Standardized measurement

As a new therapeutic target of cognitive impairment, irisin needs reliable detection methods. At present, the measurement methods of irisin mainly include enzyme-linked immunosorbent assay (ELISA), Western blot and mass spectrometry (MS). However, there are significant differences in sensitivity and specificity between these methods, which lead to inconsistent measurement results. For example, early studies based on ELISA reported extremely high levels of irisin (from a few micrograms to dozens of micrograms/millilitre) (Refs. 105, 106), while more accurate mass spectrometry measurements showed that the reference level of irisin in human serum was only 3.6–4.3 ng/mL (Ref. 6). To standardize the detection method of irisin, the key lies in developing a highly sensitive and specific ELISA kit, establishing a consistent mass spectrometry analysis process, using standardized reference materials and cross-laboratory verification. At the same time, future research should promote the application of automation and Qualcomm detection technology to improve the reliability and repeatability of data. The improvement of these methods will help to ensure the accuracy of irisin-level measurement and promote its wide application in physiological and pathological research.

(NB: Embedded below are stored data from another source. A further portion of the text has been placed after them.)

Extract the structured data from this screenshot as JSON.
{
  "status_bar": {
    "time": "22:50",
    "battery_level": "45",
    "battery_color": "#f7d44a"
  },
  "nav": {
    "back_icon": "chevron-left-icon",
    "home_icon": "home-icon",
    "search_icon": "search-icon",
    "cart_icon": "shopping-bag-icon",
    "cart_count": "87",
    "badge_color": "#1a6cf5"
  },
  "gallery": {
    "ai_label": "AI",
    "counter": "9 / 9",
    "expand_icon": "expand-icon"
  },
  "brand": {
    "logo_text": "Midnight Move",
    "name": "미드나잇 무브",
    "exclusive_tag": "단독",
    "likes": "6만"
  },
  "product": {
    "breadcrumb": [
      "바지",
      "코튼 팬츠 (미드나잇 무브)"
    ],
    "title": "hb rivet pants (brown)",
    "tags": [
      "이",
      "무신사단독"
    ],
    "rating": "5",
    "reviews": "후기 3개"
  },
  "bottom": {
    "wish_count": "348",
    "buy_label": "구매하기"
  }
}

Conclusion and future prospects

Irisin is regarded as a novel neuroprotective factor with promising potential to improve cognitive function, demonstrating significant application prospects. Its role in combating cognitive deficits is associated with the regulation of energy metabolism, insulin resistance, Aβ deposition, inflammation, oxidative stress and synaptic plasticity. Given irisin’s broad functionality in treating cognitive impairment-related diseases, pharmacologically increasing brain irisin levels may represent a new therapeutic strategy to prevent age-related cognitive decline, AD and DACD. However, it should be emphasised that irisin as a potential treatment strategy for cognitive disorders, is still in its early stages. First, the lack of reliable measurement techniques for endogenous irisin raises uncertainties about its prognostic potential in improving cognitive impairment, and it is necessary to use standardized methods to measure the irisin level. Second, the identification of irisin cell receptors is awaited, limiting our current understanding of downstream signalling mechanisms. Finally, while numerous studies have shown irisin’s potential in improving brain cognitive impairments in animal models, its exact protective effects require large-scale clinical trial data to validate its safety and efficacy and to determine its dosage range and optimal treatment window in clinical applications. Therefore, future research needs to further elucidate the close relationship between irisin and the brain and explore in depth the potential value of irisin in treating age-related cognitive impairments, AD and diabetes-related cognitive disorders.